To advance understanding of household financial behavior and to provide a basis for related policy discussions, the NBER, with the generous support of the Alfred P. Sloan Foundation, invites proposals from untenured faculty members and advanced doctoral students for small research grants. Household finance is defined broadly to include the financial functions of payments, saving and investing/portfolio-choice, borrowing/credit, and risk management, and also encompasses the structure and decisions of related businesses and the policy choices of government bodies that affect household decision-making. Preference will be given to proposals for research on household finance issues in the United States.

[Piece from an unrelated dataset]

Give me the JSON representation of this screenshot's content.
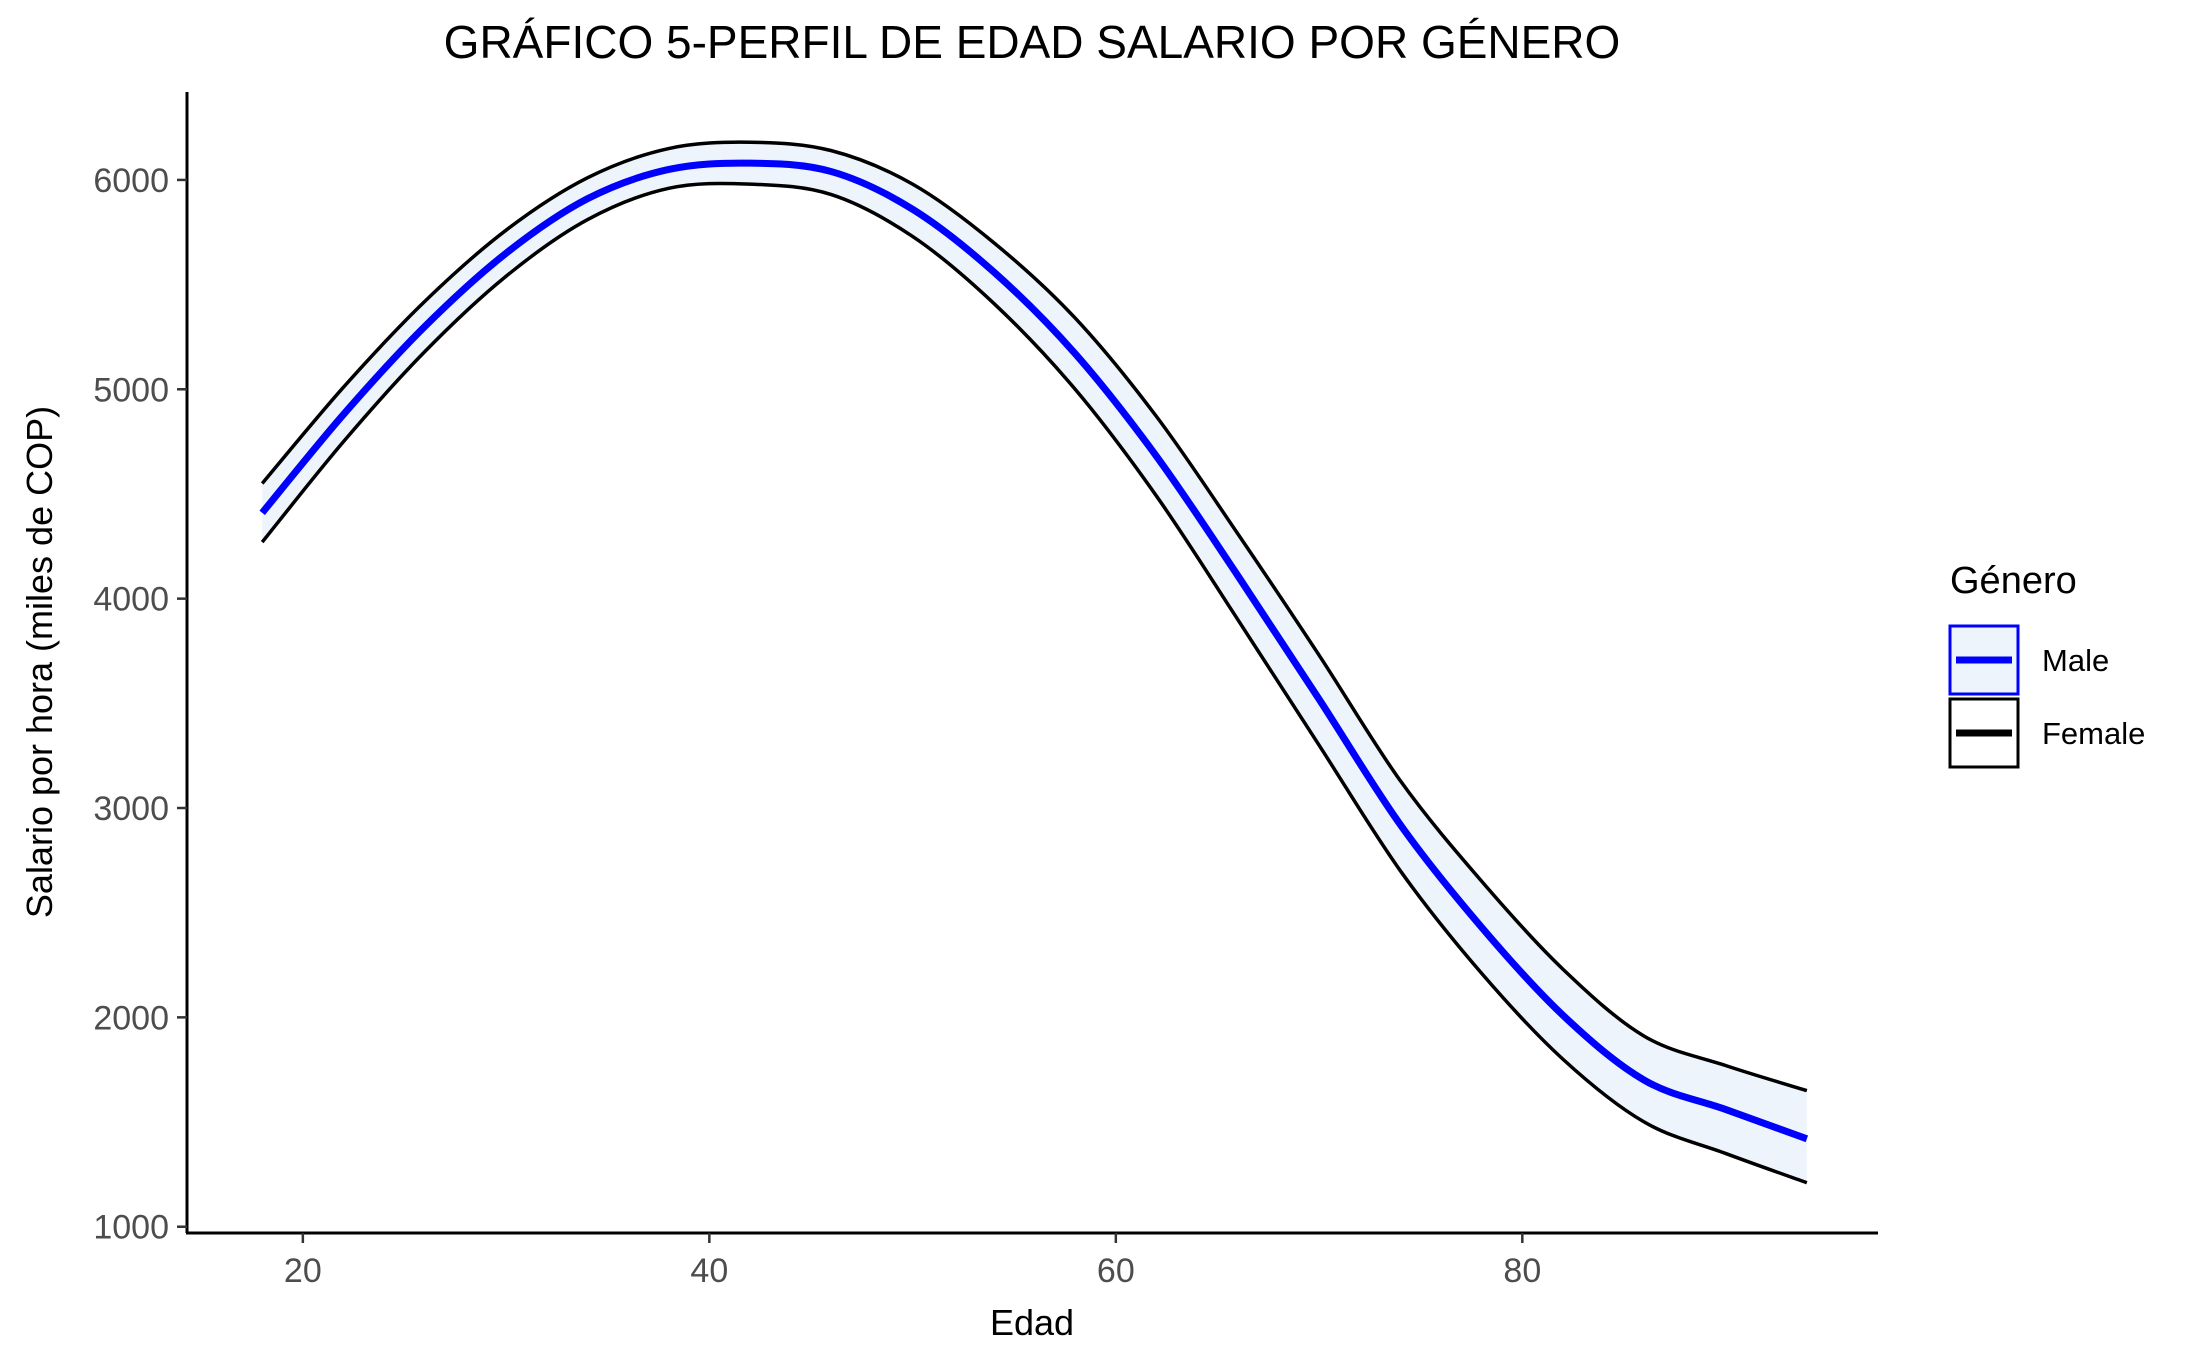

Funding is available for up to four research grants of $15,000 each. The grant term will be June 1, 2023 to May 31, 2024. Grants may be used to cover costs associated with travel, data acquisition, and other research expenses, but they may not be used to hire research assistants or to cover the salary of project investigators. No indirect costs are allowed, and the NBER will not make sub-awards but will reimburse expenses incurred. Research proposals, including a cover page with a title, short abstract and names of investigators, no more than three pages of project description, an itemized budget, and the principal investigator(s) curriculum vitae, should be compiled into a single PDF file and uploaded to:
http://conference.nber.org/confsubmit/backend/cfp?id=HFGs23
Proposals from doctoral students should include a one-page letter of recommendation from a senior researcher who is knowledgeable about the project. When a substantial part of the grant request will be used for data collection or production, grantees are encouraged to make the resulting data publicly available to the extent possible, for example within the limits of confidentiality agreements. This possibility should be discussed in the proposal.
Researchers from any college or university may apply. Proposals are welcome from untenured faculty members and advanced doctoral students, from researchers with and without NBER affiliations, and from researchers who are members of groups that are under-represented in economics and finance.
Proposals must be submitted by 11:59pm ET on Monday, April 3, 2023. They will be reviewed by a committee consisting of Stefania Albanesi (University of Pittsburgh and NBER), Adair Morse (US Treasury, on leave from University of California, Berkeley and NBER), Christopher Tonetti (Stanford University and NBER), and Stephen Zeldes (Columbia University and NBER). Decisions will be announced in early May, 2023.
Grantees will be expected to provide a summary of research work completed, or a preliminary working paper, by June 1, 2024, and are encouraged to submit a paper based on the research supported by their grant for potential presentation at the Summer 2024 or December 2024 NBER Household Finance meetings.